Zu Beginn erstmal etwas Grundsätzliches: Kinder sind nicht (nur) süß und Familie ist nicht der Ort ständiger Glückseligkeit! Wir erleben Kinder in unserer Wahrnehmung zwar oft als süß und das Zusammenleben mit ihnen ist verbunden mit Vorstellungen von Idylle, Geborgenheit und Warmherzigkeit. Aber grundsätzlich haben Kinder die gleichen menschlichen Gefühle wie Erwachsene. Also nicht nur Liebe, Freude oder Trauer, sondern auch Ärger, Wut und Aggression. Der Unterschied zu Erwachsenen aber ist: Wenn man bei Erwachsenen davon spricht, im Affekt gehandelt zu haben, dann meint man einen Ausnahmezustand. Kinder (vor allem jüngere) sind jedoch noch sehr emotionsgesteuert, demnach ist ihr Agieren im Affekt eher der „Normalzustand“. Das kennt jeder, der einem Kind schon mal die Schokolade im Supermarkt oder die weitere Viertelstunde Fernsehen untersagt hat. Dieser emotionale Verarbeitungsunterschied reicht aber aus meiner Sicht als Erklärungsansatz, weshalb Kinder ihre Eltern schlagen, nicht aus.

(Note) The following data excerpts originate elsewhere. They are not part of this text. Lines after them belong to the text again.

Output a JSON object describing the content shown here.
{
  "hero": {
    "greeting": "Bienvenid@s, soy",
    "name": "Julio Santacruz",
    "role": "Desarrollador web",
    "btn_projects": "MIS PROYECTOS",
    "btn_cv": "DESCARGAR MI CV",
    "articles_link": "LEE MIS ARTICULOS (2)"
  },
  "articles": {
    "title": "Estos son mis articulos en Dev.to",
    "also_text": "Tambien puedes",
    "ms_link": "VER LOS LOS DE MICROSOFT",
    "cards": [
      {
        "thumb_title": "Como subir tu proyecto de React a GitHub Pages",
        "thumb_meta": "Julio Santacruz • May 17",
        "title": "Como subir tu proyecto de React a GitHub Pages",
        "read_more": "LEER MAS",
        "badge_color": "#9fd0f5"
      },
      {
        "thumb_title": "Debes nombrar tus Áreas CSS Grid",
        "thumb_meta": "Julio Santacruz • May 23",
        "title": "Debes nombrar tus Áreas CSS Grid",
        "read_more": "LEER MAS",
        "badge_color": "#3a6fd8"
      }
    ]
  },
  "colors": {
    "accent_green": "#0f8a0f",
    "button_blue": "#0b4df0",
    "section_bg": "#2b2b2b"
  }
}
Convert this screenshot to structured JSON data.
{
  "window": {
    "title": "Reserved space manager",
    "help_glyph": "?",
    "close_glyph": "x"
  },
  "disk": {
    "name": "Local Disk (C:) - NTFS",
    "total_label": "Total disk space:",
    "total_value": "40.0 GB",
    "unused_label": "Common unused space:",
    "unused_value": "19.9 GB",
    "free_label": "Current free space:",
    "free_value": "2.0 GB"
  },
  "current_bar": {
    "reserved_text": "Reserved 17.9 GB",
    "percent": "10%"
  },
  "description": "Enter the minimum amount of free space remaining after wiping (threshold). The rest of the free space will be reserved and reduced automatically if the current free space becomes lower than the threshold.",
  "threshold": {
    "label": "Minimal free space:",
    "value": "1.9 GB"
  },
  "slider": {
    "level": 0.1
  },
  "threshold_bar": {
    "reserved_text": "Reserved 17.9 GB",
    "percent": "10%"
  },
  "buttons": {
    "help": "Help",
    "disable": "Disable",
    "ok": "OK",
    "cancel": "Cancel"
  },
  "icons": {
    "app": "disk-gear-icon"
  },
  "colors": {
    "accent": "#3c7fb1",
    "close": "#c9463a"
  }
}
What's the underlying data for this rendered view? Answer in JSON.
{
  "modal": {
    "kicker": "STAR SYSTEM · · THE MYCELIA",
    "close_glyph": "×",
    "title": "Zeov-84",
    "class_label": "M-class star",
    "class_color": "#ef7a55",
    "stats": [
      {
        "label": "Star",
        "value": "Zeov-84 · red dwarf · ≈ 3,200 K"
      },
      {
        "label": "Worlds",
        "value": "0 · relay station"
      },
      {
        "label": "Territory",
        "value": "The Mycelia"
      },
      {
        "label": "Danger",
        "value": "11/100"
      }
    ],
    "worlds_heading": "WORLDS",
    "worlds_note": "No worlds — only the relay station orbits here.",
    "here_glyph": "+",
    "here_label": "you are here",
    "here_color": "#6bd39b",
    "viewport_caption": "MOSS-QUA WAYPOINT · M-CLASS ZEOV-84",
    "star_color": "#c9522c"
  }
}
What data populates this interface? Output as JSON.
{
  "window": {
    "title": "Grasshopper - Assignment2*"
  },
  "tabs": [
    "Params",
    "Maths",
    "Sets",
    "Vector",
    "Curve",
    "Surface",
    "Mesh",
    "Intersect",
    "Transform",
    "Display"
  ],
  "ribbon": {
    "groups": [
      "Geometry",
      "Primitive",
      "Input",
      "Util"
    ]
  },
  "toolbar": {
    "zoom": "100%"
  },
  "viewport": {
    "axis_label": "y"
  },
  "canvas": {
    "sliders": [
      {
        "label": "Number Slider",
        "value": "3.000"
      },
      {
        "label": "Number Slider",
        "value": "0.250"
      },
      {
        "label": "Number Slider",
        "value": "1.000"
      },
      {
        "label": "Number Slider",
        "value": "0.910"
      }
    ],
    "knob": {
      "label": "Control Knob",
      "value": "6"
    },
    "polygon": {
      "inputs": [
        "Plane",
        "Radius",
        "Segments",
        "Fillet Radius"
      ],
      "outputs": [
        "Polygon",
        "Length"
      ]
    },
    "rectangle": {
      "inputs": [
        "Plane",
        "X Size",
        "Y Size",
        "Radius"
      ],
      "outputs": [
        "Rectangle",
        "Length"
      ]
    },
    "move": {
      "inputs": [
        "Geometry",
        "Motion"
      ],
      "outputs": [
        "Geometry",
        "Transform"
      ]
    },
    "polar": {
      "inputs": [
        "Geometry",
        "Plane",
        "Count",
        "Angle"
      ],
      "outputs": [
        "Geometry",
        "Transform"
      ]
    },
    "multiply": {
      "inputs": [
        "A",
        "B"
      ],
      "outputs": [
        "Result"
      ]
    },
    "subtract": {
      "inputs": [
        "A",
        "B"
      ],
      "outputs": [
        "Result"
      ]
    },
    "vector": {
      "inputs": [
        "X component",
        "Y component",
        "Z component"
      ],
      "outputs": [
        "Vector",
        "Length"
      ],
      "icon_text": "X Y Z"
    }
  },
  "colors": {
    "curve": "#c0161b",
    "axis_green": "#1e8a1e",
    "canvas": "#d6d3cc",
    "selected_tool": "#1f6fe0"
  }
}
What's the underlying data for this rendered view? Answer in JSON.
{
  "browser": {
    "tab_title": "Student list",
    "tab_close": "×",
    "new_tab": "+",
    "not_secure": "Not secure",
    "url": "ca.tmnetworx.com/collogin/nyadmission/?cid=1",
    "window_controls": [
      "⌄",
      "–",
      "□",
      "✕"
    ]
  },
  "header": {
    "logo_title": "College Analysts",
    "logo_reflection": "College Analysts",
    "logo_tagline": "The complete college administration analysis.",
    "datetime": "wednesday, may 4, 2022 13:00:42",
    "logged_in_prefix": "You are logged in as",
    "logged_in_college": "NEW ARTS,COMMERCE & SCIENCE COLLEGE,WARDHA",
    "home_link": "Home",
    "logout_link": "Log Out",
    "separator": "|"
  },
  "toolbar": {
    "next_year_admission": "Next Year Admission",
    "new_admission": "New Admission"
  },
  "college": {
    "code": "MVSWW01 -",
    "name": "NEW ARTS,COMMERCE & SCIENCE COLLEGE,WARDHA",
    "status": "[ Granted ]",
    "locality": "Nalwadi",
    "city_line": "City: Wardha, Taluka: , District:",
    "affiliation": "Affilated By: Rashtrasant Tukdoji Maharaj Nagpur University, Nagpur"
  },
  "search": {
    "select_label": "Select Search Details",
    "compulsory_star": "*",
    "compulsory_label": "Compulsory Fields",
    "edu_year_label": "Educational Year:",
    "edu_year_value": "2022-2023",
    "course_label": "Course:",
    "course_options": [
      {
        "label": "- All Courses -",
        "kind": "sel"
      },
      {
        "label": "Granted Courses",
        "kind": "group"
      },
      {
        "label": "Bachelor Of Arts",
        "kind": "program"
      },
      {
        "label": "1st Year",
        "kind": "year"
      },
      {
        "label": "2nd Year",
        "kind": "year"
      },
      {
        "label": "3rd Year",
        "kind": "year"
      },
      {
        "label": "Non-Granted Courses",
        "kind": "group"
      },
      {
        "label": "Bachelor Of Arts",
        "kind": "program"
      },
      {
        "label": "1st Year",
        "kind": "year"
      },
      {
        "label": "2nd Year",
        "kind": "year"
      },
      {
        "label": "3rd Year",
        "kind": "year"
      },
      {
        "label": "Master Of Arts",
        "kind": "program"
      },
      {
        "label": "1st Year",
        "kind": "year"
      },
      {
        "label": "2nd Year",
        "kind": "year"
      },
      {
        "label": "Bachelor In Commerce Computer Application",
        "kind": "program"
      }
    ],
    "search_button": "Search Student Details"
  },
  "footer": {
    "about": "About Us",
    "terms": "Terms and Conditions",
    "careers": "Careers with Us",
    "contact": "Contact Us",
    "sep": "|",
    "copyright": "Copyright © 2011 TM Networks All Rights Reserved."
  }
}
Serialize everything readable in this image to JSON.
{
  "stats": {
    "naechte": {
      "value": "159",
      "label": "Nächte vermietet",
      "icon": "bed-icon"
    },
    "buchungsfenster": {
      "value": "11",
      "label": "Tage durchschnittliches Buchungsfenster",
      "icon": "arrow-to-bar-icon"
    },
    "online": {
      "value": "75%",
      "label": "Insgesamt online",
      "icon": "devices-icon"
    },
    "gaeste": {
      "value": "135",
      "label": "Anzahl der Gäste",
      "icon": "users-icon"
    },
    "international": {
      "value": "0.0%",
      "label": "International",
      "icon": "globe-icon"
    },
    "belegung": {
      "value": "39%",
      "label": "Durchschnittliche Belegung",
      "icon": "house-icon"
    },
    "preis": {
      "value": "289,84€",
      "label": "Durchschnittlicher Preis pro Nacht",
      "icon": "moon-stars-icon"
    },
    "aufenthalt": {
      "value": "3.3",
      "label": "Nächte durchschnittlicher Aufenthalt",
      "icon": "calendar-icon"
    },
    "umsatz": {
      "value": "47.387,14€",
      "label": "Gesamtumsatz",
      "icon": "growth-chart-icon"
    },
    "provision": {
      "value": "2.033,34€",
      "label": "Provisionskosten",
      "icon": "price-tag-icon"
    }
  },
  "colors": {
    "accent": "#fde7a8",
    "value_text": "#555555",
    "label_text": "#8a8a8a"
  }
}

Alles eine Frage der Beziehung?

Smalltalk zu Beginn einer Hochzeitsfeier. Eine Frau unterhält sich mit einem anderen Gast und hat dabei ihre 2jährige Tochter auf dem Arm. Die Tochter wirkt etwas gelangweilt und spielt mit der Brille ihrer Mutter. „Du sollst doch nicht mit meiner Brille spielen! Wie oft muss ich das noch sagen?“. Die Tochter reißt ihr die Brille vom Kopf und wirft sie auf den Boden. Ihre Mutter schüttelt nur den Kopf, hebt die Brille wieder auf und führt das Gespräch fort. Das Kind schlägt ihr leicht ins Gesicht. Mutter: „Wir hauen nicht!“. Das Kind holt aus und schlägt ihr mit voller Wucht ins Gesicht. Die Frau steht sprach- und hilflos da, wirkt regelrecht erstarrt.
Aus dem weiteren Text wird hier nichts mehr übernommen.